At Colmar, it was a place of serenity and peace. Your mind at rest. You just feel that you have been taken away from the secular world and placed in a environment free from stress and trouble. You know it wont last long but then again, you tell yourself that you need to treasure the moment while it lasts., which I did. Apart from the 3 nites of games and each others' "home", there were times that I was left alone, to really think about IT. I can still remember the 1st nite when we had Italian and we went round the table, sharing our love experience, actually, it was how the 3 couples got to know each other and how they ended up together. Indeed, it was a heart to heart sharing, and it really warms my heart to know that its really as simple as it is, nothing fantastic nor elaborate, but plain simple. Love grows.( that’s what I gathered from our little fellowship). That nite was priceless, 7 of us, over desserts and beer, kept going on about our life stories and how wonderful it was meeing their partner and how they became lovers, and eventually, becoming a family.
Frankly, I was torn in between, should I be feeling envious or contended? feelings were mixed, that was what I had to struggle with.

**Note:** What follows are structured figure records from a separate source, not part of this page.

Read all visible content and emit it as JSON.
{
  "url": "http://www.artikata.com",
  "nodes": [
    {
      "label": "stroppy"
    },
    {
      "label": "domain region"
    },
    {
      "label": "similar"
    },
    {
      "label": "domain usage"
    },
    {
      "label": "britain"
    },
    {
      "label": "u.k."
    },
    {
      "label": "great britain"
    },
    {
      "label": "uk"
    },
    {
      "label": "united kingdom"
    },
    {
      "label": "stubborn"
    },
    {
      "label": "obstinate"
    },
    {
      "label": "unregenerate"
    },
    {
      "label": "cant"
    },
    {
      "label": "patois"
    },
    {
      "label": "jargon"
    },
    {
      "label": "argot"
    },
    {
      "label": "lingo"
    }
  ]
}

Then I thought to myself, love did grow in me, and went away, 3 times, well, I tend to see it as this – At least it grew in me, didn’t last long, but I would rather love and lost than not to love all. I would give up anything just to feel that.. even if its for a moment. Then again, the question is, the next time when it grows in you, how do you make it stay longer, if not forever?
Sometimes, you ask yourself, when? When will that moment be?. Do we wait? Or do we be proactive. Love is only love when you give it away.
Day 2, spent the day painting with Pauline and Michelle, had an interesting discussion on what ladies really want these days. It made me realized issues that never cross my mind, things guys do not usually see. Shant disclose too much here..heh, glad they provided me with deep insides.
Can’t really recall much on the sequence on activities there but we played tennis one morning, played with bunnies in the rabbit park, had Japanese tea ceremony in the Jap Park, trekking through the little rainforest….
That nite we had French Cuisine, sipping wine and continued sharing. Another priceless evening with great company.
The trip back.. I decided to bum Colin and Val to the Benz and took the ride with the newly weds. Of course, another long discussion along the way. Shant go into details again, all I can say is, I took home a lot. Things that I never did realize, views that you thought never exists, issues that are present but are usually overlooked and things we all take for granted. In short, all I can say is…they are both instruments of God, and im glad I took it with an open heart.